These are not great times for the financial industry. Examples of their hard times can be seen in the number of foreclosures, the repossessions, the sagging real estate market, struggling stocks, the trouble mortgage industry, the failed banks and mergers. The House passed a financial regulatory system bill. The bill still needs to pass the senate to become law. What is this bill? Who will gain from this bill? Who will be set back by this bill? Who will meet mix results from this bill?

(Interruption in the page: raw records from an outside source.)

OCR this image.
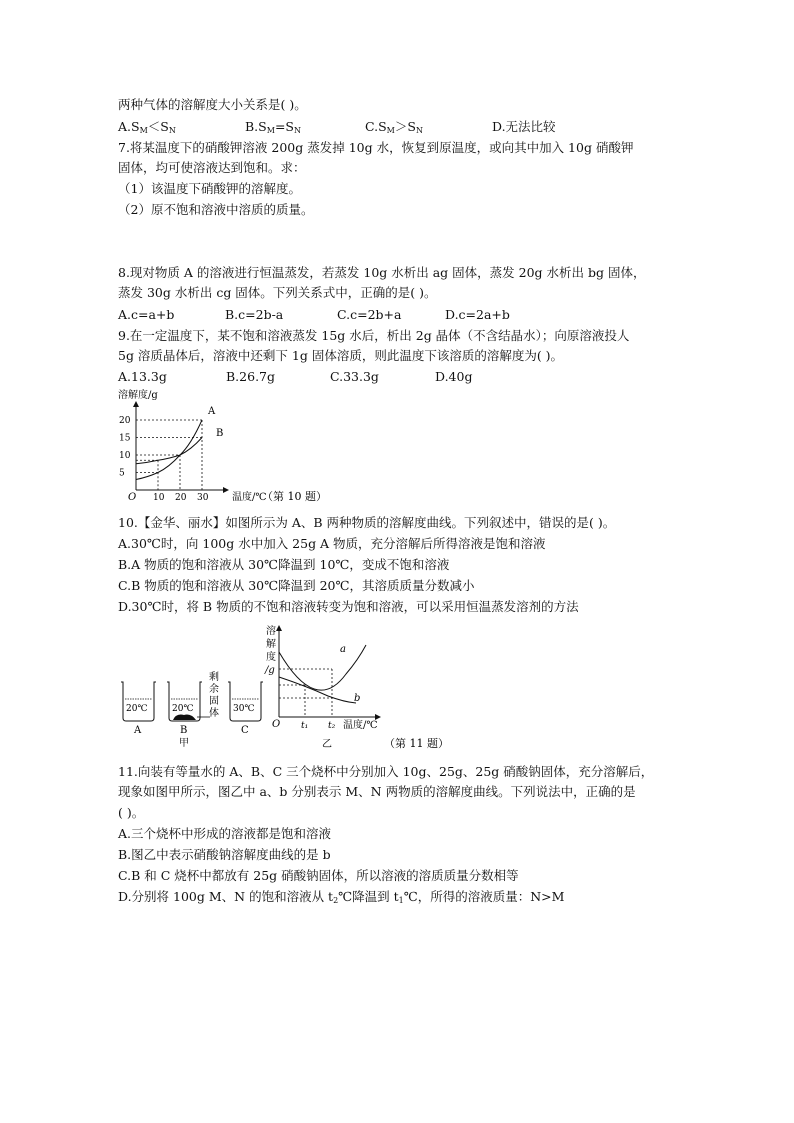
两种气体的溶解度大小关系是( )。
$A.S_M<S_N$	$B.S_M=S_N$	$C.S_M>S_N$	D.无法比较
7.将某温度下的硝酸钾溶液 200g 蒸发掉 10g 水，恢复到原温度，或向其中加入 10g 硝酸钾
固体，均可使溶液达到饱和。求：
（1）该温度下硝酸钾的溶解度。
（2）原不饱和溶液中溶质的质量。
8.现对物质 A 的溶液进行恒温蒸发，若蒸发 10g 水析出 ag 固体，蒸发 20g 水析出 bg 固体，
蒸发 30g 水析出 cg 固体。下列关系式中，正确的是( )。
A.c=a+b	B.c=2b-a	C.c=2b+a	D.c=2a+b
9.在一定温度下，某不饱和溶液蒸发 15g 水后，析出 2g 晶体（不含结晶水）；向原溶液投人
5g 溶质晶体后，溶液中还剩下 1g 固体溶质，则此温度下该溶质的溶解度为( )。
A.13.3g	B.26.7g	C.33.3g	D.40g
溶解度/g
O
20
15
10
5
10 20 30
A
B
温度/℃
（第 10 题）
10.【金华、丽水】如图所示为 A、B 两种物质的溶解度曲线。下列叙述中，错误的是( )。
A.30℃时，向 100g 水中加入 25g A 物质，充分溶解后所得溶液是饱和溶液
B.A 物质的饱和溶液从 30℃降温到 10℃，变成不饱和溶液
C.B 物质的饱和溶液从 30℃降温到 20℃，其溶质质量分数减小
D.30℃时，将 B 物质的不饱和溶液转变为饱和溶液，可以采用恒温蒸发溶剂的方法
20℃
A
20℃
B
甲
剩
余
固
体 30℃
C
溶
解
度
/g
O
a
b
t₁ t₂ 温度/℃
乙	（第 11 题）
11.向装有等量水的 A、B、C 三个烧杯中分别加入 10g、25g、25g 硝酸钠固体，充分溶解后，
现象如图甲所示，图乙中 a、b 分别表示 M、N 两物质的溶解度曲线。下列说法中，正确的是
( )。
A.三个烧杯中形成的溶液都是饱和溶液
B.图乙中表示硝酸钠溶解度曲线的是 b
C.B 和 C 烧杯中都放有 25g 硝酸钠固体，所以溶液的溶质质量分数相等
D.分别将 100g M、N 的饱和溶液从 $t_2℃$降温到 $t_1℃$，所得的溶液质量：N>M
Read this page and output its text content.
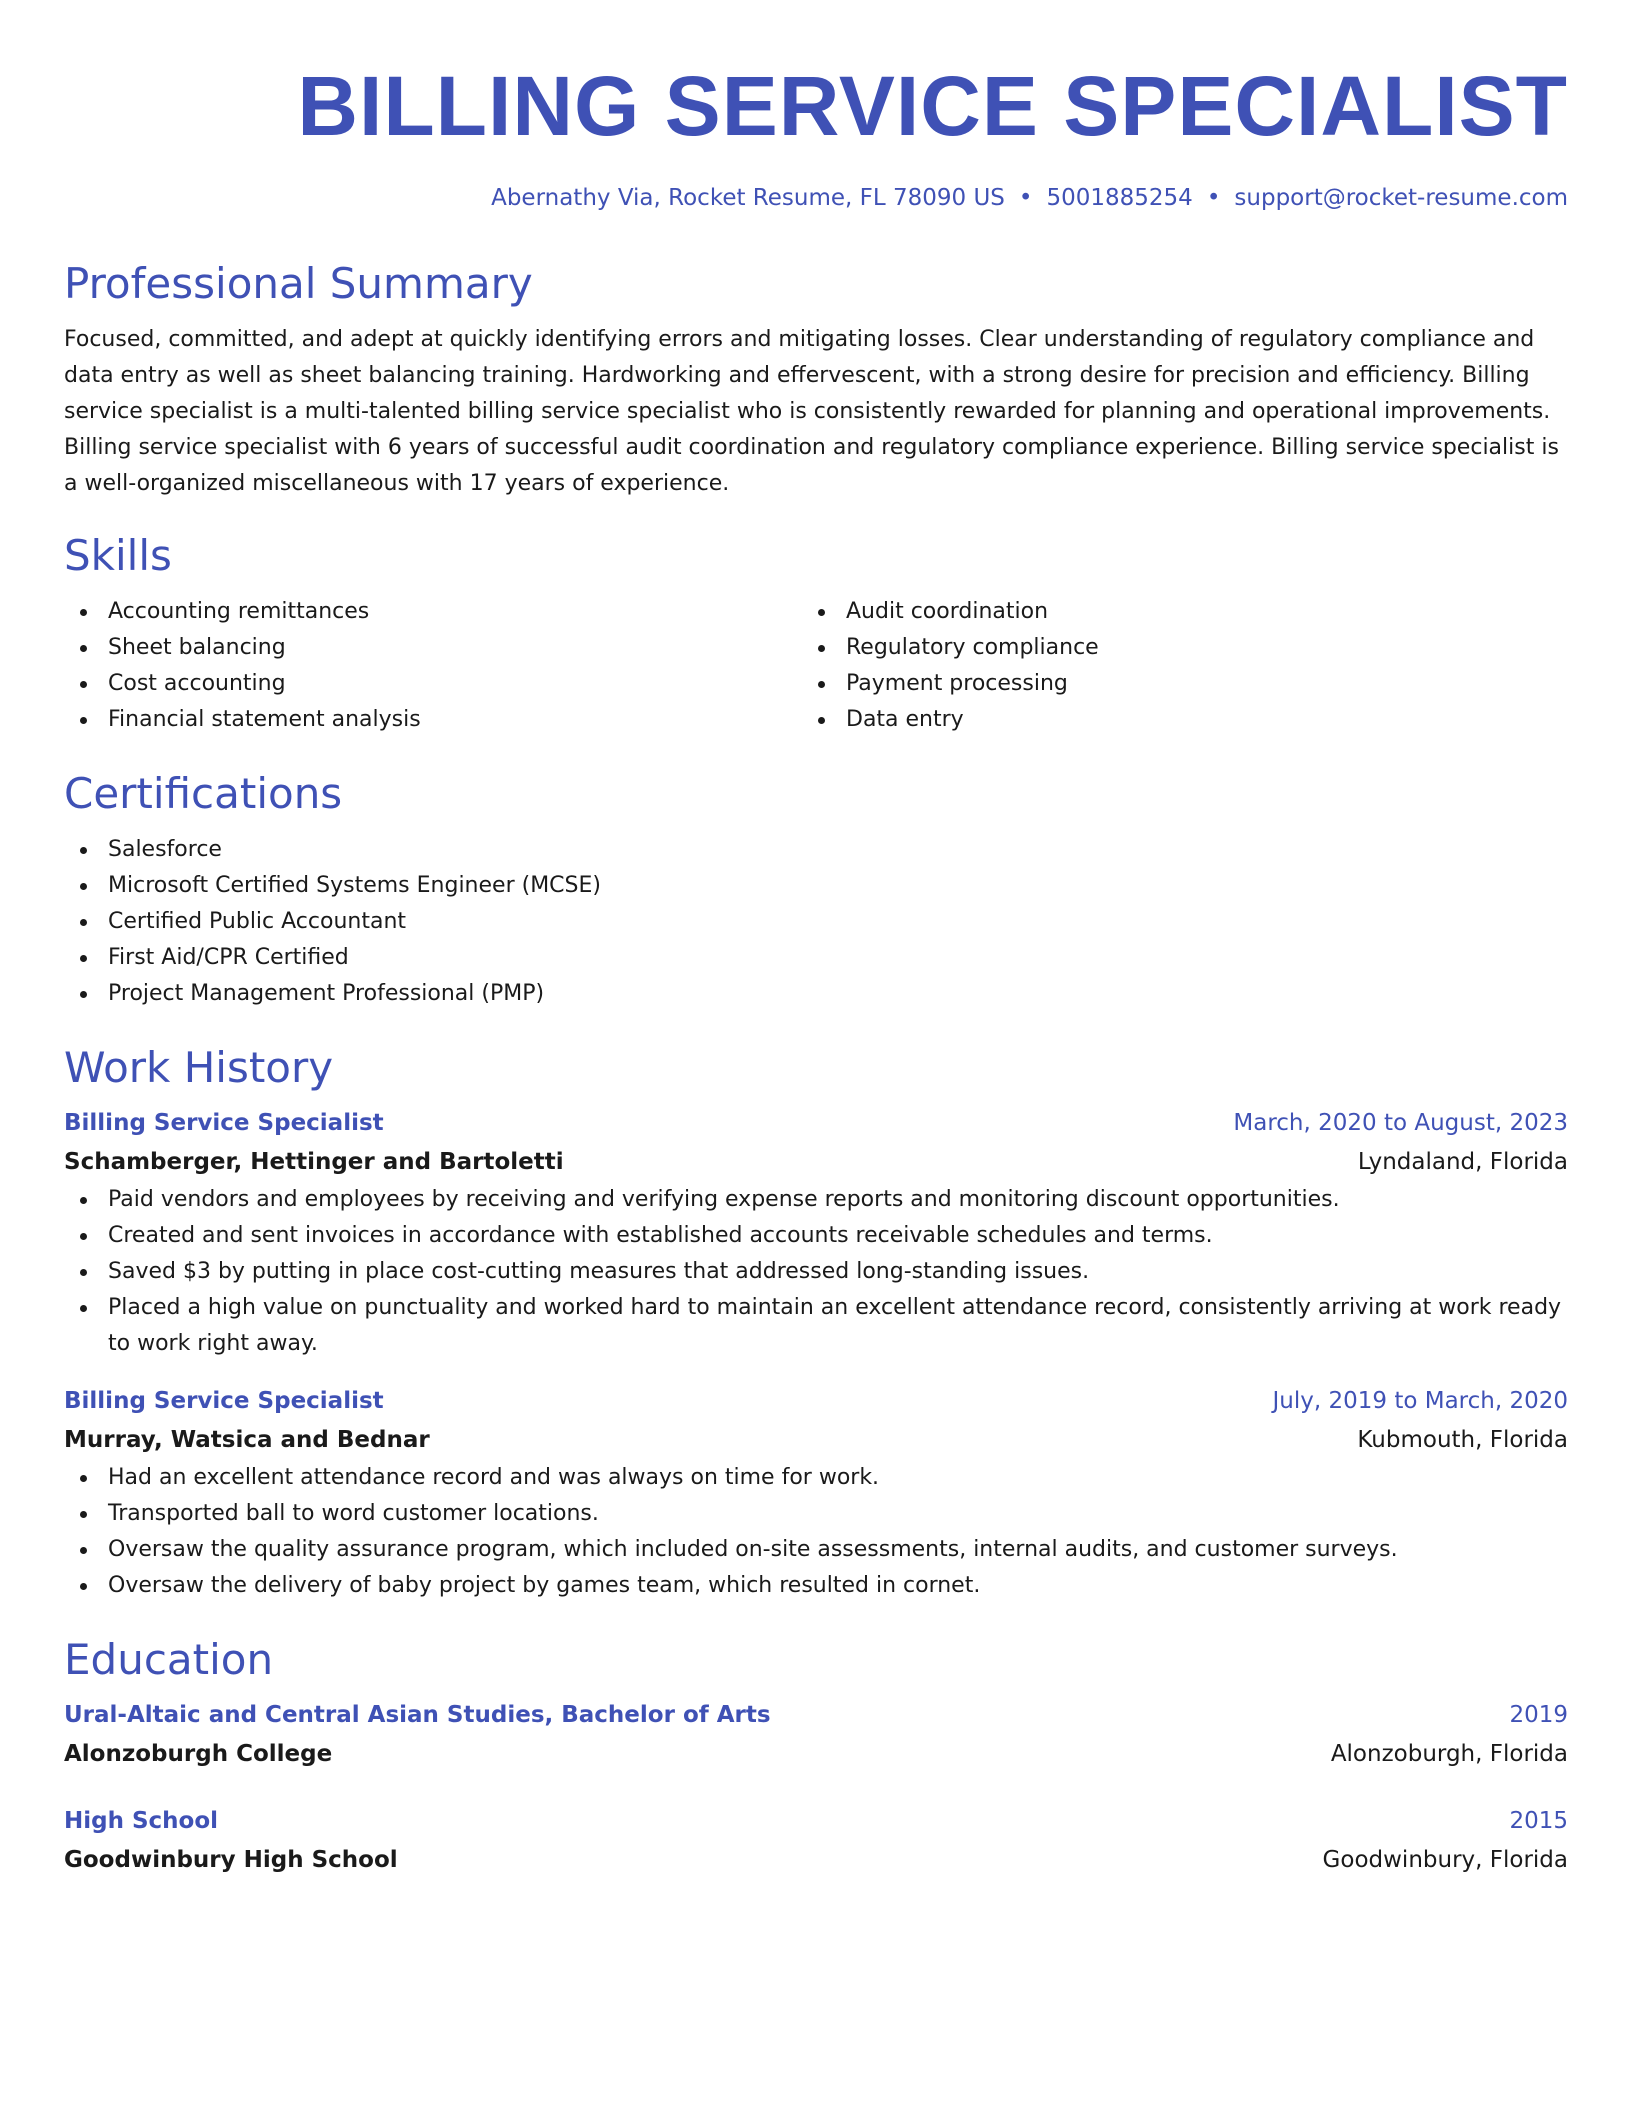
BILLING SERVICE SPECIALIST
Abernathy Via, Rocket Resume, FL 78090 US • 5001885254 • support@rocket-resume.com
Professional Summary
Focused, committed, and adept at quickly identifying errors and mitigating losses. Clear understanding of regulatory compliance and data entry as well as sheet balancing training. Hardworking and effervescent, with a strong desire for precision and efficiency. Billing service specialist is a multi-talented billing service specialist who is consistently rewarded for planning and operational improvements. Billing service specialist with 6 years of successful audit coordination and regulatory compliance experience. Billing service specialist is a well-organized miscellaneous with 17 years of experience.
Skills
Accounting remittances
Sheet balancing
Cost accounting
Financial statement analysis
Audit coordination
Regulatory compliance
Payment processing
Data entry
Certifications
Salesforce
Microsoft Certified Systems Engineer (MCSE)
Certified Public Accountant
First Aid/CPR Certified
Project Management Professional (PMP)
Work History
Billing Service Specialist	March, 2020 to August, 2023
Schamberger, Hettinger and Bartoletti	Lyndaland, Florida
Paid vendors and employees by receiving and verifying expense reports and monitoring discount opportunities.
Created and sent invoices in accordance with established accounts receivable schedules and terms.
Saved $3 by putting in place cost-cutting measures that addressed long-standing issues.
Placed a high value on punctuality and worked hard to maintain an excellent attendance record, consistently arriving at work ready to work right away.
Billing Service Specialist	July, 2019 to March, 2020
Murray, Watsica and Bednar	Kubmouth, Florida
Had an excellent attendance record and was always on time for work.
Transported ball to word customer locations.
Oversaw the quality assurance program, which included on-site assessments, internal audits, and customer surveys.
Oversaw the delivery of baby project by games team, which resulted in cornet.
Education
Ural-Altaic and Central Asian Studies, Bachelor of Arts	2019
Alonzoburgh College	Alonzoburgh, Florida
High School	2015
Goodwinbury High School	Goodwinbury, Florida
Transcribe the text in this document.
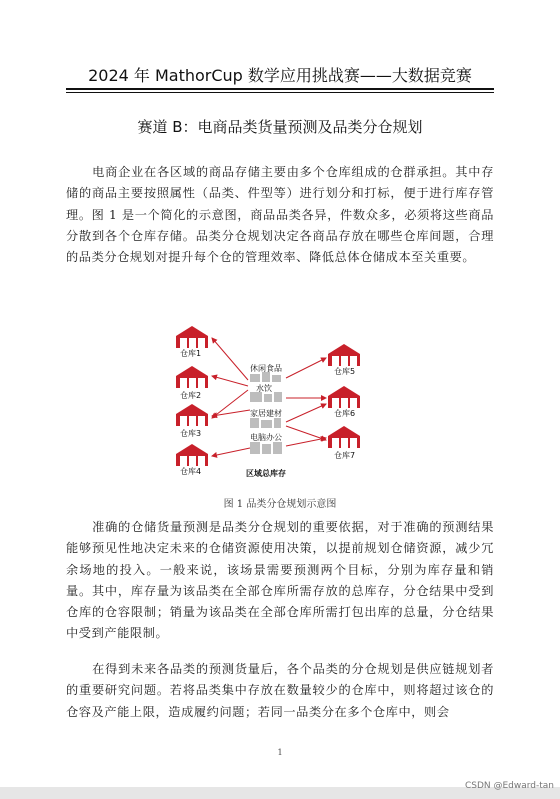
2024 年 MathorCup 数学应用挑战赛——大数据竞赛
赛道 B：电商品类货量预测及品类分仓规划
电商企业在各区域的商品存储主要由多个仓库组成的仓群承担。其中存储的商品主要按照属性（品类、件型等）进行划分和打标，便于进行库存管理。图 1 是一个简化的示意图，商品品类各异，件数众多，必须将这些商品分散到各个仓库存储。品类分仓规划决定各商品存放在哪些仓库间题，合理的品类分仓规划对提升每个仓的管理效率、降低总体仓储成本至关重要。
仓库1
仓库2
仓库3
仓库4
仓库5
仓库6
仓库7
休闲食品
水饮
家居建材
电脑办公
区域总库存
图 1 品类分仓规划示意图
准确的仓储货量预测是品类分仓规划的重要依据，对于准确的预测结果能够预见性地决定未来的仓储资源使用决策，以提前规划仓储资源，减少冗余场地的投入。一般来说，该场景需要预测两个目标，分别为库存量和销量。其中，库存量为该品类在全部仓库所需存放的总库存，分仓结果中受到仓库的仓容限制；销量为该品类在全部仓库所需打包出库的总量，分仓结果中受到产能限制。
在得到未来各品类的预测货量后，各个品类的分仓规划是供应链规划者的重要研究问题。若将品类集中存放在数量较少的仓库中，则将超过该仓的仓容及产能上限，造成履约问题；若同一品类分在多个仓库中，则会
1
CSDN @Edward-tan
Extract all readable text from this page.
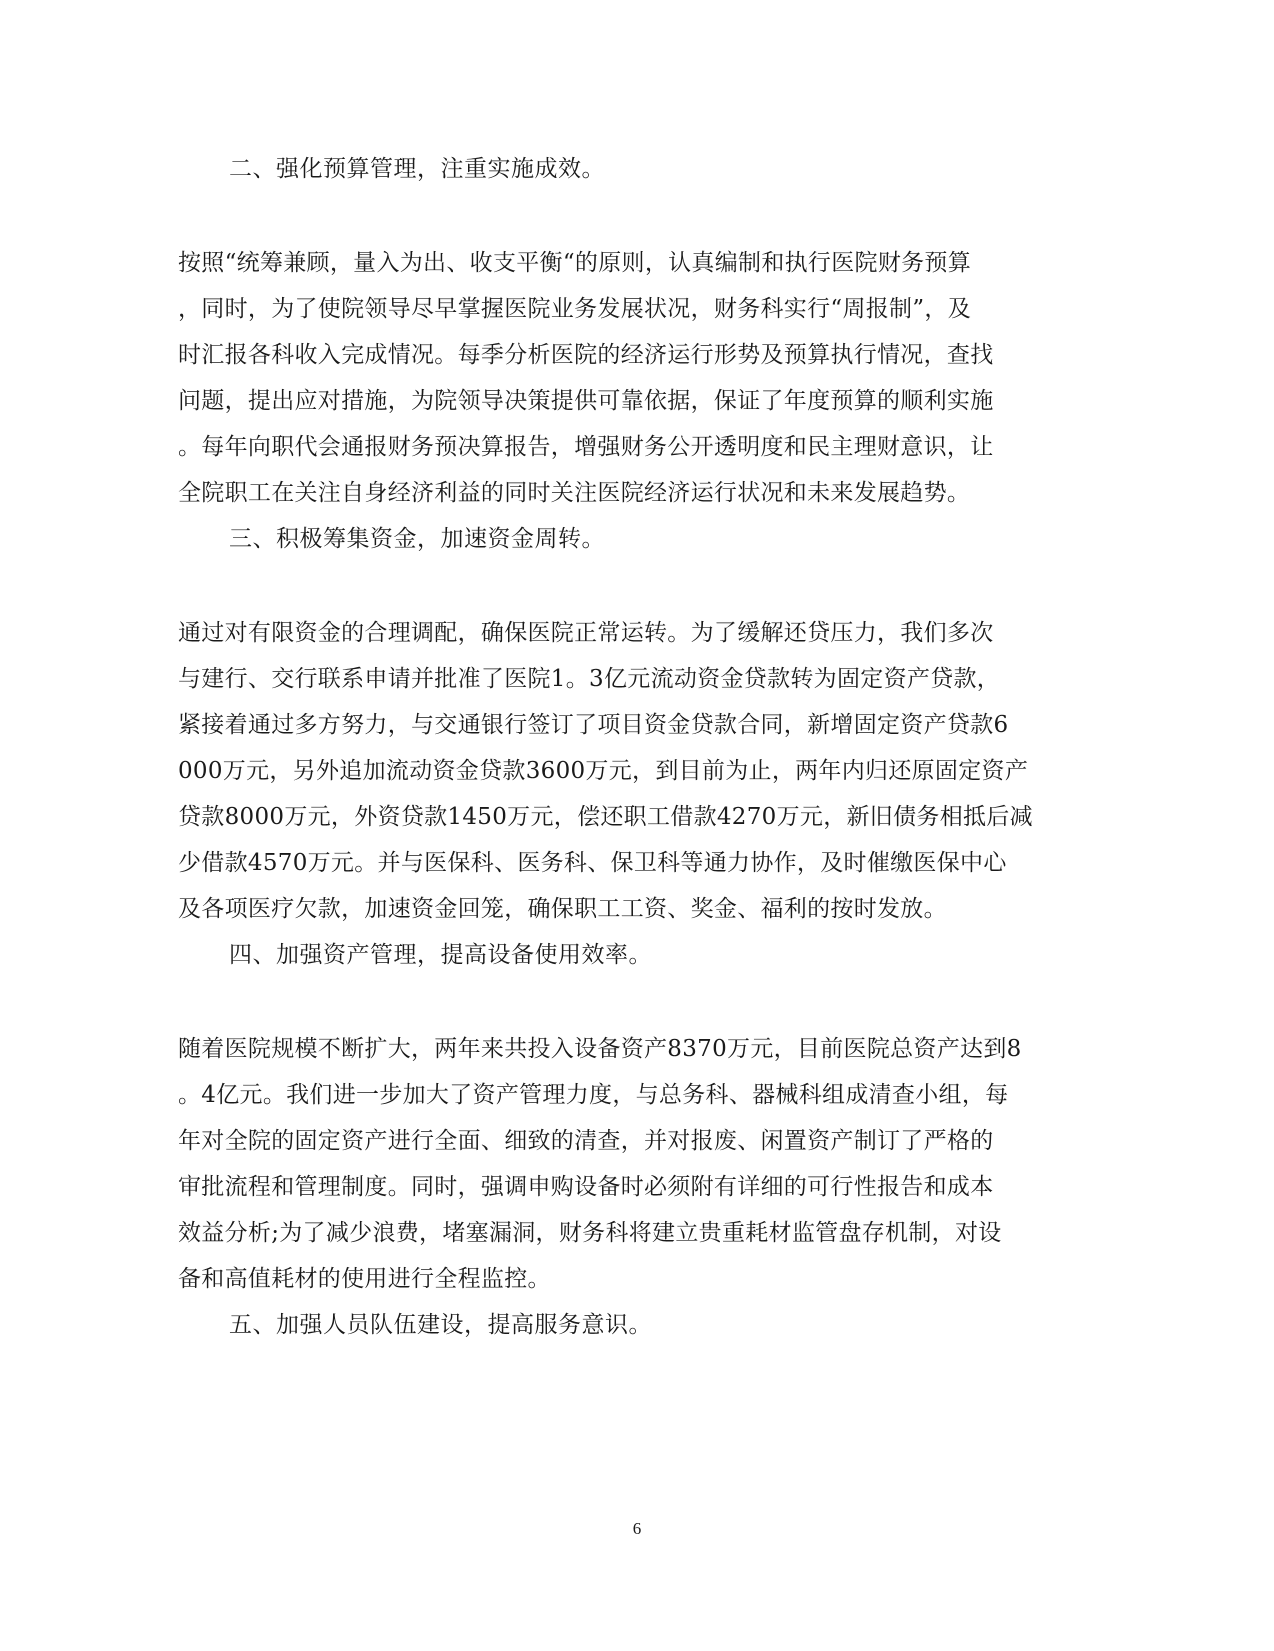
二、强化预算管理，注重实施成效。
按照“统筹兼顾，量入为出、收支平衡“的原则，认真编制和执行医院财务预算
，同时，为了使院领导尽早掌握医院业务发展状况，财务科实行“周报制”，及
时汇报各科收入完成情况。每季分析医院的经济运行形势及预算执行情况，查找
问题，提出应对措施，为院领导决策提供可靠依据，保证了年度预算的顺利实施
。每年向职代会通报财务预决算报告，增强财务公开透明度和民主理财意识，让
全院职工在关注自身经济利益的同时关注医院经济运行状况和未来发展趋势。
三、积极筹集资金，加速资金周转。
通过对有限资金的合理调配，确保医院正常运转。为了缓解还贷压力，我们多次
与建行、交行联系申请并批准了医院1。3亿元流动资金贷款转为固定资产贷款，
紧接着通过多方努力，与交通银行签订了项目资金贷款合同，新增固定资产贷款6
000万元，另外追加流动资金贷款3600万元，到目前为止，两年内归还原固定资产
贷款8000万元，外资贷款1450万元，偿还职工借款4270万元，新旧债务相抵后减
少借款4570万元。并与医保科、医务科、保卫科等通力协作，及时催缴医保中心
及各项医疗欠款，加速资金回笼，确保职工工资、奖金、福利的按时发放。
四、加强资产管理，提高设备使用效率。
随着医院规模不断扩大，两年来共投入设备资产8370万元，目前医院总资产达到8
。4亿元。我们进一步加大了资产管理力度，与总务科、器械科组成清查小组，每
年对全院的固定资产进行全面、细致的清查，并对报废、闲置资产制订了严格的
审批流程和管理制度。同时，强调申购设备时必须附有详细的可行性报告和成本
效益分析;为了减少浪费，堵塞漏洞，财务科将建立贵重耗材监管盘存机制，对设
备和高值耗材的使用进行全程监控。
五、加强人员队伍建设，提高服务意识。
6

The Washington Post described the bill “the most sweeping overhaul of the nation’s financial regulatory system since the Great Depression.” “The 1,279-page bill creates a new federal agency dedicated to consumer protection, establishes a council of regulators to police the financial landscape for systemic risks, initiates oversight of the vast derivatives market and gives the government power to wind down large, troubled firms whose collapse could endanger the entire financial system.”
In his blog for the Wall Street Journal Michael Corkery feel mortgage lenders, credit/debit card users, General Electric, and regulators will be the winners if this bill becomes law. Mortgage lenders would win because the bill would not allow bankruptcy judges “to adjust the terms of first mortgages.” Credit and Debit card users would win because the “bill would create a Financial Consumer Protection Agency to monitor lending practices and overdraft fees on debit cards.” General Electric wins “a concession in the bill to keep its financing arm, GE Capital” if the bill passes. Regulators will win even with the OTS going away because the bill “creates two new agencies, the consumer protection agency and the Financial Services Oversight Council, which monitors financial institutions to prevent them from posing systemic risk.” I would add President Obama to the list because he has “called financial reform one of his top priorities, alongside health care and climate change.” Consumers would also reap the benefits of having more secure financial organizations for their financial needs.
Corkery’s blog also listed losers from this bill. The losers would include big banks, hedge funds, large security companies, the Office of Thrift Supervision, and ambitious big banks. Big banks would lose by being subject “to higher capital and liquidity standards.” Big banks would lose as “the government would be allowed to break up even healthy large institutions that were deemed a threat to the broader economy.” Big banks that were ambitious enough to try to take over other banks would lose as “the Federal Reserve will not approve any merger that it thinks will pose a risk to the financial system.” Large security companies would lose as “the bill would prohibit proprietary trading if it put the firm’s safety and soundness at risk.” The Office of Thrift Supervision would be eliminated. Hedge funds would lose as registering with the SEC would expose “their below-the-radar investment strategies to greater public scrutiny.”
Big banks could have mix results as they could be mortgage lenders and lose for having to stay at higher standards and takeovers would be limited. Consumers would win on having an agency to protect them but the costs could find their way back to the consumer.